Does anyone have any other understandable solution for MODEQ from May Long?
#include <bits/stdc++.h>
using namespace std;
int main() {
// your code goes here
long long t;
cin>>t;
while(t--){
long long n,anothernum;
cin>>n>>anothernum;
long long rocketscience=0;
vector <long long > vec(n+1,1);
for(long long i=2;i<=n;i++){
long long a=anothernum%i;
rocketscience+=vec[a];
for(long long j=a;j<=n;j+=i){
vec[j]++;
}
}
cout<<rocketscience<<endl;
}
return 0;
}
This is simple and easy to understand.
Hope this helps
Thanks this works
It would be better if you could explain this or share some reference to understand this
I’ll explain the idea with an example
let N=7 and M=47
say for 2 - (2,3), (2,4), (2,5), (2,6), (2,7) are interested ordered pairs
for each values like this for 1,3,4,5,6 if we find all ordered pairs, this is the brute O(N^2)
how do we optimize it ?
intuition is,
M%a%b == M%b%a
reduce it by fixing the ordered pairs (2,3), (2,4), (2,5), (2,6), (2,7),
M%2%b == M%b%2 (fixing ‘a’ as 2 in our ordered pairs)
LHS :-
since possible values of ‘b’ (3,4,5,6,7) here will always be greater than 2
we can for sure say LHS is to output what M%2 outputs here, which is M%2 = 47%2 = 1
why ?
0%(3 or 4 or 5 or 6 or 7) gives 0 always
1%(3 or 4 or 5 or 6 or 7) gives 1 always
RHS :-
now problem reduces to, we need RHS to match LHS’s value 1,
i.e. (M%b)%2 = 1 what are the possible values of ‘b’ which can give me this output
if M%b outputs 1, 3, 5 (bounded by N=7, as values >= 7 are not possible remainders)
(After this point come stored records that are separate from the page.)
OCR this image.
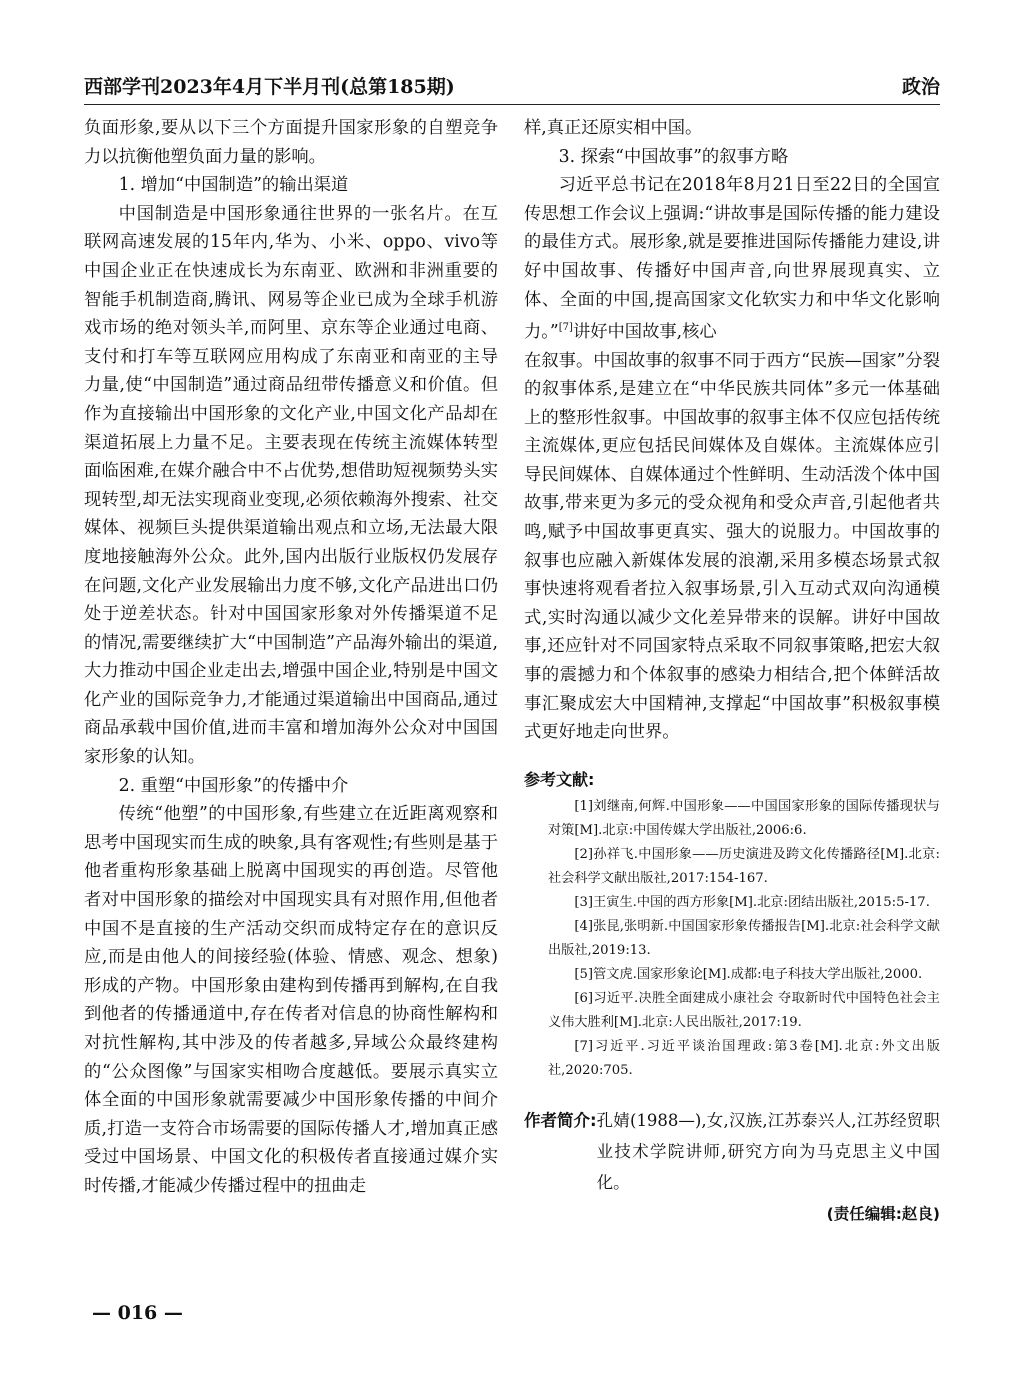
西部学刊2023年4月下半月刊(总第185期)	政治

负面形象,要从以下三个方面提升国家形象的自塑竞争力以抗衡他塑负面力量的影响。

1. 增加“中国制造”的输出渠道

中国制造是中国形象通往世界的一张名片。在互联网高速发展的15年内,华为、小米、oppo、vivo等中国企业正在快速成长为东南亚、欧洲和非洲重要的智能手机制造商,腾讯、网易等企业已成为全球手机游戏市场的绝对领头羊,而阿里、京东等企业通过电商、支付和打车等互联网应用构成了东南亚和南亚的主导力量,使“中国制造”通过商品纽带传播意义和价值。但作为直接输出中国形象的文化产业,中国文化产品却在渠道拓展上力量不足。主要表现在传统主流媒体转型面临困难,在媒介融合中不占优势,想借助短视频势头实现转型,却无法实现商业变现,必须依赖海外搜索、社交媒体、视频巨头提供渠道输出观点和立场,无法最大限度地接触海外公众。此外,国内出版行业版权仍发展存在问题,文化产业发展输出力度不够,文化产品进出口仍处于逆差状态。针对中国国家形象对外传播渠道不足的情况,需要继续扩大“中国制造”产品海外输出的渠道,大力推动中国企业走出去,增强中国企业,特别是中国文化产业的国际竞争力,才能通过渠道输出中国商品,通过商品承载中国价值,进而丰富和增加海外公众对中国国家形象的认知。

2. 重塑“中国形象”的传播中介

传统“他塑”的中国形象,有些建立在近距离观察和思考中国现实而生成的映象,具有客观性;有些则是基于他者重构形象基础上脱离中国现实的再创造。尽管他者对中国形象的描绘对中国现实具有对照作用,但他者中国不是直接的生产活动交织而成特定存在的意识反应,而是由他人的间接经验(体验、情感、观念、想象)形成的产物。中国形象由建构到传播再到解构,在自我到他者的传播通道中,存在传者对信息的协商性解构和对抗性解构,其中涉及的传者越多,异域公众最终建构的“公众图像”与国家实相吻合度越低。要展示真实立体全面的中国形象就需要减少中国形象传播的中间介质,打造一支符合市场需要的国际传播人才,增加真正感受过中国场景、中国文化的积极传者直接通过媒介实时传播,才能减少传播过程中的扭曲走

样,真正还原实相中国。

3. 探索“中国故事”的叙事方略

习近平总书记在2018年8月21日至22日的全国宣传思想工作会议上强调:“讲故事是国际传播的能力建设的最佳方式。展形象,就是要推进国际传播能力建设,讲好中国故事、传播好中国声音,向世界展现真实、立体、全面的中国,提高国家文化软实力和中华文化影响力。”[7]讲好中国故事,核心

在叙事。中国故事的叙事不同于西方“民族—国家”分裂的叙事体系,是建立在“中华民族共同体”多元一体基础上的整形性叙事。中国故事的叙事主体不仅应包括传统主流媒体,更应包括民间媒体及自媒体。主流媒体应引导民间媒体、自媒体通过个性鲜明、生动活泼个体中国故事,带来更为多元的受众视角和受众声音,引起他者共鸣,赋予中国故事更真实、强大的说服力。中国故事的叙事也应融入新媒体发展的浪潮,采用多模态场景式叙事快速将观看者拉入叙事场景,引入互动式双向沟通模式,实时沟通以减少文化差异带来的误解。讲好中国故事,还应针对不同国家特点采取不同叙事策略,把宏大叙事的震撼力和个体叙事的感染力相结合,把个体鲜活故事汇聚成宏大中国精神,支撑起“中国故事”积极叙事模式更好地走向世界。

参考文献:

[1]刘继南,何辉.中国形象——中国国家形象的国际传播现状与对策[M].北京:中国传媒大学出版社,2006:6.

[2]孙祥飞.中国形象——历史演进及跨文化传播路径[M].北京:社会科学文献出版社,2017:154-167.

[3]王寅生.中国的西方形象[M].北京:团结出版社,2015:5-17.

[4]张昆,张明新.中国国家形象传播报告[M].北京:社会科学文献出版社,2019:13.

[5]管文虎.国家形象论[M].成都:电子科技大学出版社,2000.

[6]习近平.决胜全面建成小康社会 夺取新时代中国特色社会主义伟大胜利[M].北京:人民出版社,2017:19.

[7]习近平.习近平谈治国理政:第3卷[M].北京:外文出版社,2020:705.

作者简介: 孔婧(1988—),女,汉族,江苏泰兴人,江苏经贸职业技术学院讲师,研究方向为马克思主义中国化。
(责任编辑:赵良)
— 016 —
(1 or 3 or 5)%2 = 1 in all cases which matches our LHS
so we can achieve this by having a track of all our M%x count, where 1<=x<=N candidates for a,b
note 1 : while counting we should reduce one count for M%b%2 where (M%b) is 1 as we seek values of b greater than 2 ie. 3,4,5,6,7 which gives remainders 1,3,5,7
note 2 : once done with ordered pairs fixed a=2 we reduce the count in the mod table for M%a = M%2 = 47%2 = 1 so that it doesn’t affect further ordered pairs
Time complexity is O(N * log(N))
for each [1-N] we do log(N) operation
how log(N) ? ans since we do 1 + 1/2 + 1/3 + … + 1/N ~ log(N) operations
private long solution(int N, int M) {
int[] mod_table = new int[N];
for (int i=1;i<=N;i++) {
mod_table[M%i]++;
}
long count = 0;
for (int i=1;i<=N;i++) {
int val = M%i;
mod_table[val]--;
for (int j=val;j<N;j=j+i) {
count += mod_table[j];
}
}
return count;
}
Done!